Are you ready for suspense and adventure as one man’s journey plunges us into casino life? Josh Axelrad is already out of his element on page one and continues slightly off-balance throughout the whole of his memoir. He runs from the cops, hides in the bushes, disguises himself with wigs and sunglasses, straps wads of money to his body, and narrowly avoids going to jail. All apparently necessary— but he hasn’t done anything illegal. At least not yet…
Repeat Until Rich is the highly entertaining and yet unbelievable story of ex-Wall Street exec Josh Axelrad’s four short years as a professional blackjack card counter. Enticed into the noisy, fluorescent world of America’s casinos, Axelrad surfed through his apprenticeship, experienced successes and failures, winning and losing and learning all the rules of an intriguing alternate universe— all while juggling a “normal” life of bills and love affairs that ate at the edges of his new reality.
It’s a great ride and Axelrad is a fine, intelligent storyteller. It’s hard not to like the guy. Even when you’re inwardly screaming “Nooooo!”, you’re rooting for him and his brilliant and irresponsible band of hooligans as they confound dealers, infuriate casino management, hide in the toilets, and escape in separate cars.
For readers who know little or nothing about gambling, Repeat Until Rich is a spirited education. For one thing, card counting is not illegal, nor is it as complicated as legend has it. One need only have patience and passion and a good memory. A firm grip on simple arithmetic helps. Whatever you didn’t thoroughly understand while reading the book is carefully (and humorously) explained at the end in a section called “How to Count Cards If You Must.”
Axelrad is not encouraging anyone to gamble, count cards or play poker. He’s done both, and in the introduction of his book, admits he’s currently broke. He says he is “…just your standard Semitic American living on the precipice in Brooklyn… drinking bourbon and watching the sky fall, and trying take care of my plants.”

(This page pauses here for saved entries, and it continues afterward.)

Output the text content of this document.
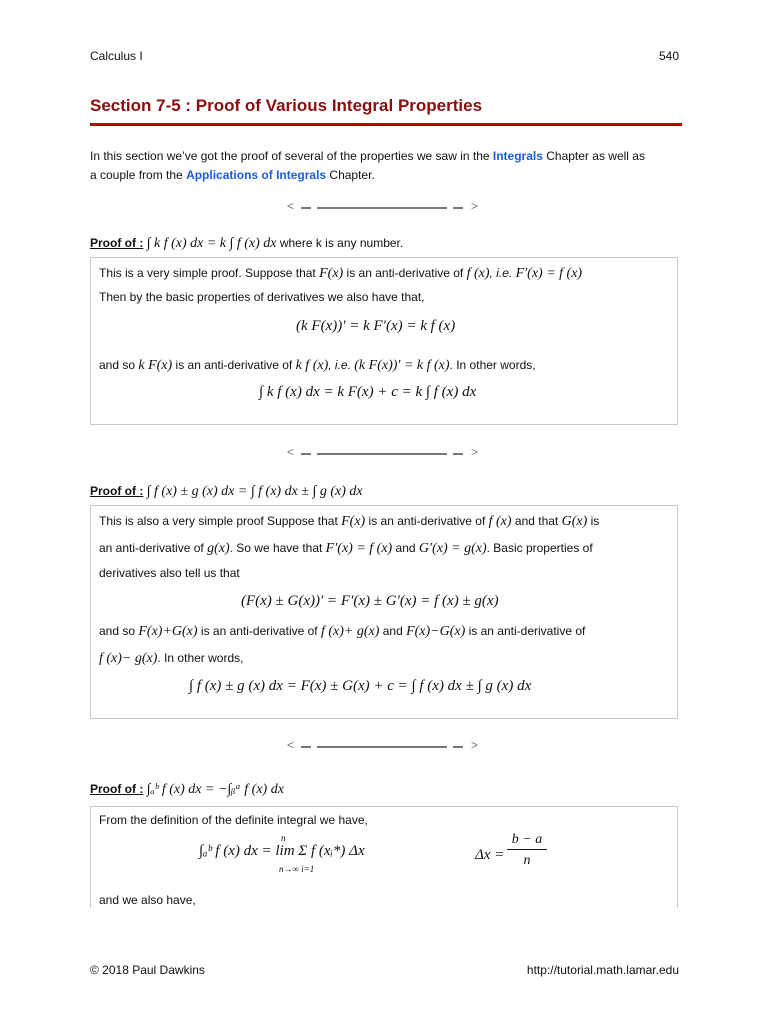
Calculus I	540
Section 7-5 : Proof of Various Integral Properties
In this section we’ve got the proof of several of the properties we saw in the Integrals Chapter as well as
a couple from the Applications of Integrals Chapter.
<	>
Proof of : ∫ k f (x) dx = k ∫ f (x) dx where k is any number.
This is a very simple proof. Suppose that F(x) is an anti-derivative of f (x), i.e. F′(x) = f (x)
Then by the basic properties of derivatives we also have that,
(k F(x))′ = k F′(x) = k f (x)
and so k F(x) is an anti-derivative of k f (x), i.e. (k F(x))′ = k f (x). In other words,
∫ k f (x) dx = k F(x) + c = k ∫ f (x) dx
<	>
Proof of : ∫ f (x) ± g (x) dx = ∫ f (x) dx ± ∫ g (x) dx
This is also a very simple proof Suppose that F(x) is an anti-derivative of f (x) and that G(x) is
an anti-derivative of g(x). So we have that F′(x) = f (x) and G′(x) = g(x). Basic properties of
derivatives also tell us that
(F(x) ± G(x))′ = F′(x) ± G′(x) = f (x) ± g(x)
and so F(x)+G(x) is an anti-derivative of f (x)+ g(x) and F(x)−G(x) is an anti-derivative of
f (x)− g(x). In other words,
∫ f (x) ± g (x) dx = F(x) ± G(x) + c = ∫ f (x) dx ± ∫ g (x) dx
<	>
Proof of : ∫ₐᵇ f (x) dx = −∫ᵦᵃ f (x) dx
From the definition of the definite integral we have,
∫ₐᵇ f (x) dx = lim Σ f (xᵢ*) Δx
n
n→∞ i=1
$\Delta x = \frac{b - a}{n}$
and we also have,
© 2018 Paul Dawkins	http://tutorial.math.lamar.edu
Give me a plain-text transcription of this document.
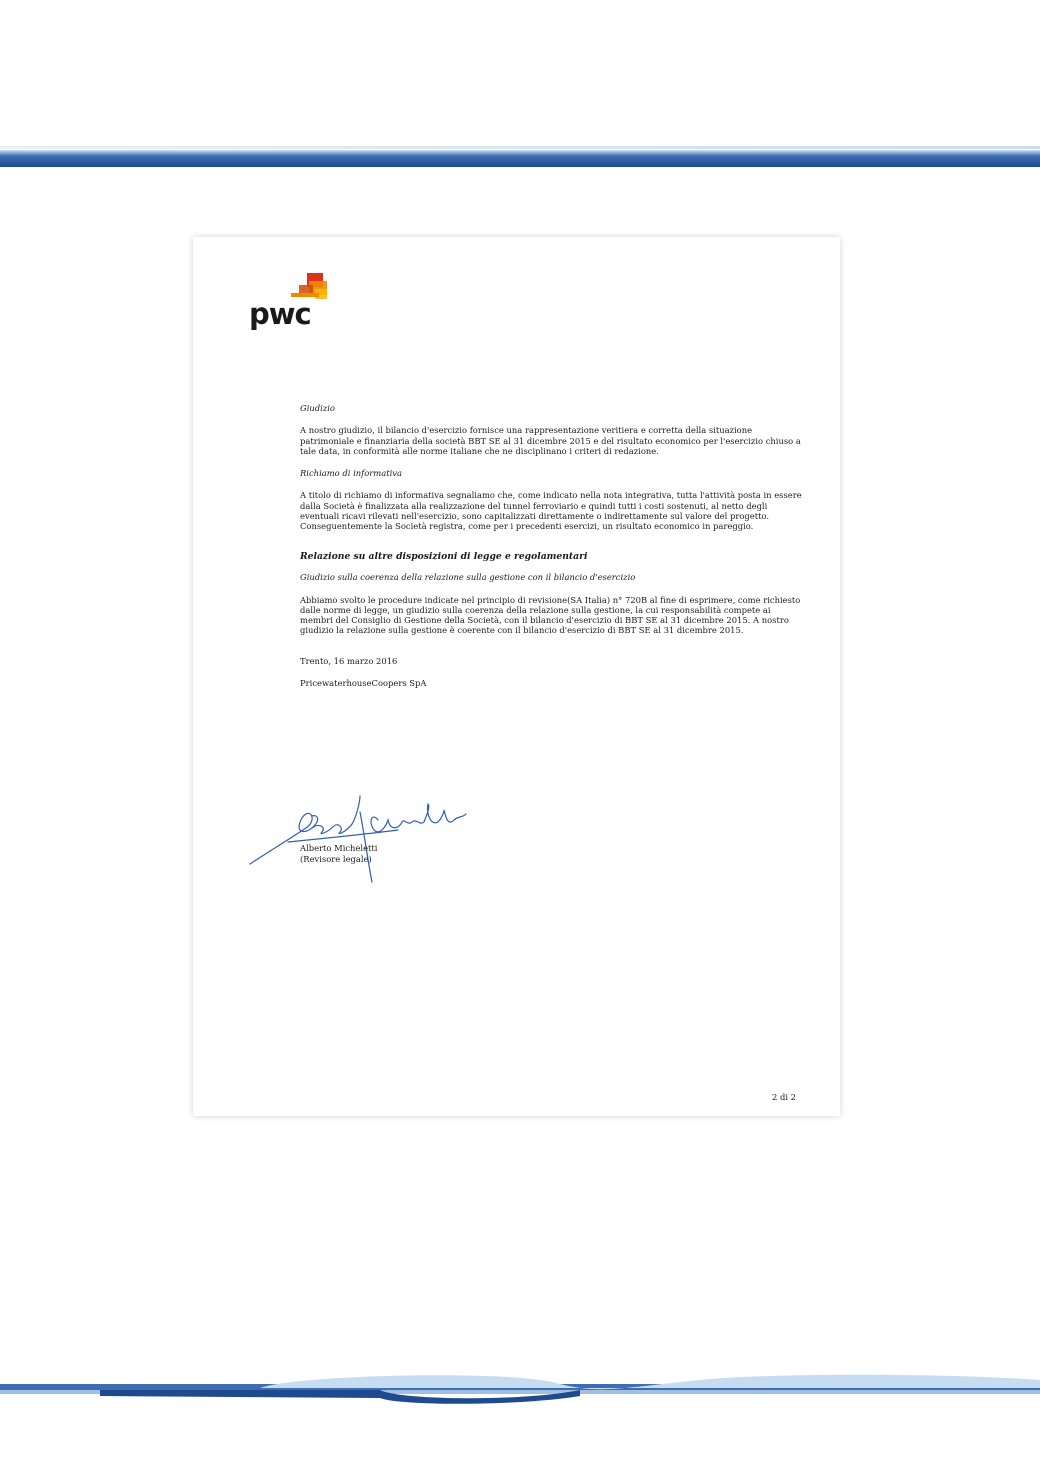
pwc

Giudizio

A nostro giudizio, il bilancio d'esercizio fornisce una rappresentazione veritiera e corretta della situazione patrimoniale e finanziaria della società BBT SE al 31 dicembre 2015 e del risultato economico per l'esercizio chiuso a tale data, in conformità alle norme italiane che ne disciplinano i criteri di redazione.

Richiamo di informativa

A titolo di richiamo di informativa segnaliamo che, come indicato nella nota integrativa, tutta l'attività posta in essere dalla Società è finalizzata alla realizzazione del tunnel ferroviario e quindi tutti i costi sostenuti, al netto degli eventuali ricavi rilevati nell'esercizio, sono capitalizzati direttamente o indirettamente sul valore del progetto. Conseguentemente la Società registra, come per i precedenti esercizi, un risultato economico in pareggio.

Relazione su altre disposizioni di legge e regolamentari

Giudizio sulla coerenza della relazione sulla gestione con il bilancio d'esercizio

Abbiamo svolto le procedure indicate nel principio di revisione(SA Italia) n° 720B al fine di esprimere, come richiesto dalle norme di legge, un giudizio sulla coerenza della relazione sulla gestione, la cui responsabilità compete ai membri del Consiglio di Gestione della Società, con il bilancio d'esercizio di BBT SE al 31 dicembre 2015. A nostro giudizio la relazione sulla gestione è coerente con il bilancio d'esercizio di BBT SE al 31 dicembre 2015.

Trento, 16 marzo 2016

PricewaterhouseCoopers SpA

Alberto Micheletti
(Revisore legale)
2 di 2
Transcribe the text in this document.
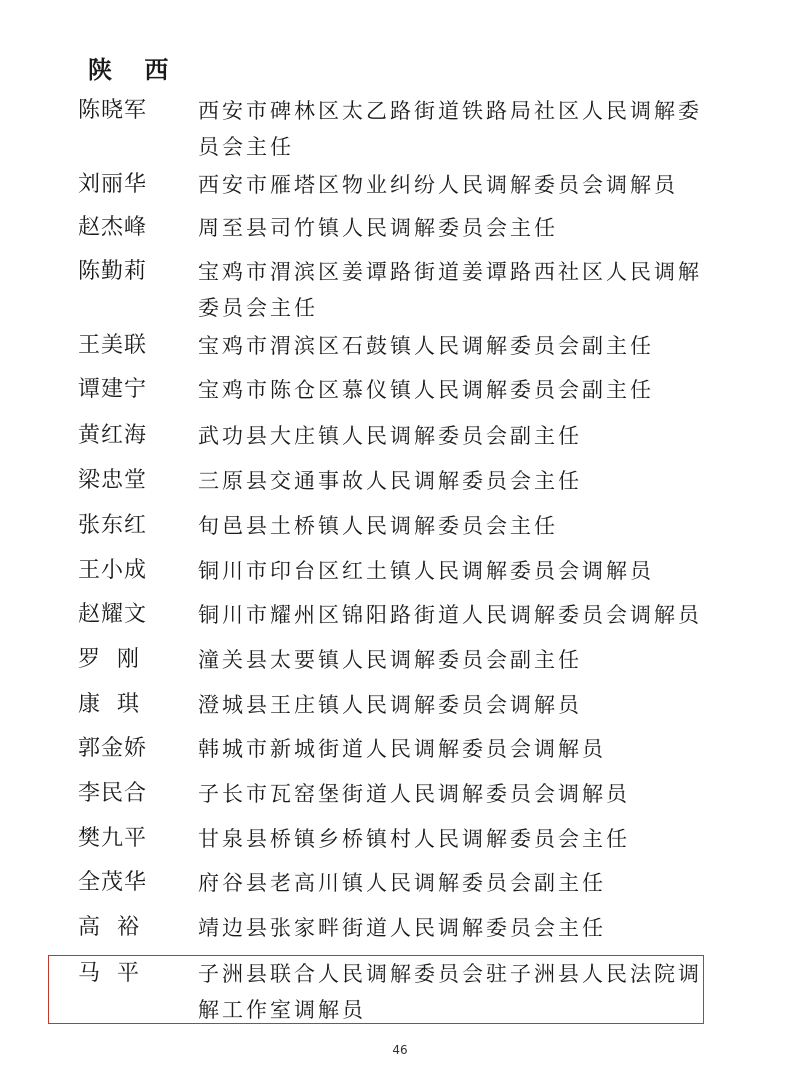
陕 西
陈晓军 西安市碑林区太乙路街道铁路局社区人民调解委员会主任
刘丽华 西安市雁塔区物业纠纷人民调解委员会调解员
赵杰峰 周至县司竹镇人民调解委员会主任
陈勤莉 宝鸡市渭滨区姜谭路街道姜谭路西社区人民调解委员会主任
王美联 宝鸡市渭滨区石鼓镇人民调解委员会副主任
谭建宁 宝鸡市陈仓区慕仪镇人民调解委员会副主任
黄红海 武功县大庄镇人民调解委员会副主任
梁忠堂 三原县交通事故人民调解委员会主任
张东红 旬邑县土桥镇人民调解委员会主任
王小成 铜川市印台区红土镇人民调解委员会调解员
赵耀文 铜川市耀州区锦阳路街道人民调解委员会调解员
罗  刚	潼关县太要镇人民调解委员会副主任
康  琪	澄城县王庄镇人民调解委员会调解员
郭金娇 韩城市新城街道人民调解委员会调解员
李民合 子长市瓦窑堡街道人民调解委员会调解员
樊九平 甘泉县桥镇乡桥镇村人民调解委员会主任
全茂华 府谷县老高川镇人民调解委员会副主任
高  裕	靖边县张家畔街道人民调解委员会主任
马  平	子洲县联合人民调解委员会驻子洲县人民法院调解工作室调解员
46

I, for one, hope that changes with the publication of this book. As with The Wolf of Wall Street, perhaps there’ll be a fabulous movie. The difference here would be that Axelrad, unlike Belfort, is a thoroughly likeable, self-effacing, and honest character who only harms himself and takes no one down with him.
He ends with a bit of advice. “… consider craps or roulette instead of counting cards,” he advises. “Counters get barred [from casinos]. They get barred and then return and get re-barred. Repeat until rich. Best of luck.”
ABOUT THE AUTHOR
Josh Axelrad is from Seattle and his novel was first recognized by the New York Times Online and was placed alongside writers Jennifer Egan and David Shields as a Best Book of 2010 by The Nervous Breakdown. He played blackjack professionally for five years and poker unprofessionally for one. He gained $700,000 as a card counter and was left eight-sixes from some of the finest casinos.